Betört und erschrocken
Philosophische Sentenzen und Aphorismen
In einem riesigen Räderwerk ein dünnes, winziges Rädchen sein, das zwar mitschwingt (aber es scheint nur ins Rotieren gefächelt und vom Wind angetrieben zu werden, den die anderen echten Räder erzeugen, echt, weil sie den Sinn des Ganzen verkörpern, indem sie ihre Kraft den andern übertragen), doch in Wahrheit leerläuft.
Gehirnzellen, die nur so tun, als würden sie zur Empfindung beitragen, in Wahrheit aber schlafen.
Herumstehen, ins Schaufenster glotzen, ohne etwas zu sehen, bummeln; so tun, als sei man verabredet, als werde man erwartet, als hätte man noch eine Chance, doch keiner wird kommen, auch wenn man nervös auf die Uhr schaut oder verlegen um sich blickt.
Leere Zeit, tote Zeit, leere Augenblicke, tote Augenblicke.
Betört und erschrocken auf die Geschäftigen blicken, die Hastigen, Zielbewußten, als würden sie in höherem Auftrag unterwegs sein, einem Auftrag, den man nicht kennt, aus ihren Mienen und Hantierungen vergebens zu entziffern versucht, eines Auftraggebers, vor dem einen Schwindel ergriffe.
Betört und erschrocken auf die von irgendeiner Leidenschaft Ergriffenen blicken, von einer Gier, einem Drang, einer Wollust, einer Mordlust.
Betört und erschrocken auf jene blicken, die sich gerufen wähnen, sich berufen wissen, von Gott, vom Schicksal, von der Vorsehung. „Hier stehe ich …“
Fasziniert von der scheinbaren Gelöstheit oder Ausgelassenheit der Anmutigen, Hübschen, Bewunderten.
Das Kind, mit dem Hündchen auf dem Arm, und es lächelt, die Augen geschlossen.
Den Orgasmus des erfüllten Augenblicks – wenigstens vortäuschen können.
„Ich führe dich in ein Land, wo Milch und Honig fließt.“ – Eine solche Verheißung sich zutrauen können.
Sie gehen, gleichsam schwebend oder tänzelnd, an dir vorüber, du aber verhältst den Schritt, um zu verbergen, daß du hinkst.
Betört und erschrocken jene reden hören, die sagen, was alle sagen.
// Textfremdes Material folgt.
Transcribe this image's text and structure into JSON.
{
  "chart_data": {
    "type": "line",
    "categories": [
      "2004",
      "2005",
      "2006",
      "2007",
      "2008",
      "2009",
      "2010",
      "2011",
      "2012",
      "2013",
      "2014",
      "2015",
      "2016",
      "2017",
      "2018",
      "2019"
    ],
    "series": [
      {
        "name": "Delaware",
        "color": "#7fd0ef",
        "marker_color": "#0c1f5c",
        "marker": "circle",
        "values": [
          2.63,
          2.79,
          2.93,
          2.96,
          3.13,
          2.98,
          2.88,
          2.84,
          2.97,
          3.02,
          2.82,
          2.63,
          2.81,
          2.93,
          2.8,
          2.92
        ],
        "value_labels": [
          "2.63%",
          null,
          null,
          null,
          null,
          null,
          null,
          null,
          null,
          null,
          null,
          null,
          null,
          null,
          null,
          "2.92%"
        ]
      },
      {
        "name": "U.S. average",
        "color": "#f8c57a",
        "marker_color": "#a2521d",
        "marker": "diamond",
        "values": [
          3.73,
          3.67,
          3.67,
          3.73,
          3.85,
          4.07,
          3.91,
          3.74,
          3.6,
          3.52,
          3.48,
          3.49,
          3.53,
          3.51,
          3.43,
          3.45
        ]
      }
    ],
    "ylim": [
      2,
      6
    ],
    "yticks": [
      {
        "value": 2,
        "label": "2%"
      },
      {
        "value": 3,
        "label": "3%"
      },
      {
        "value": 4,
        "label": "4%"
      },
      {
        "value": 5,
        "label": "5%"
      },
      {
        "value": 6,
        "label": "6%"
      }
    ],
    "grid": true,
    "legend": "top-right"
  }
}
Du aber hüllst dich in Schweigen, denn das Wort, das du nicht hüstelnd, nicht würgend herausbringst, ist wie ein Haar auf der Zunge.
Betört und erschrocken auf jene blicken, die so tun, als müßten sie nicht sterben.
Die ästhetische, metaphysische, religiöse Illusion der Ganzheit und Fülle, des Pleroma, wie sie Platon im Symposion den Gaukler Aristophanes nicht zufällig an der urzeitlichen Kugelgestalt des doppelgeschlechtlichen Menschen phantasieren läßt, ist die imaginäre Kompensation der unaufhebbaren Gespaltenheit der sexuellen Polarität, des unaufhebbaren Schicksals, Mann oder Frau sein zu müssen.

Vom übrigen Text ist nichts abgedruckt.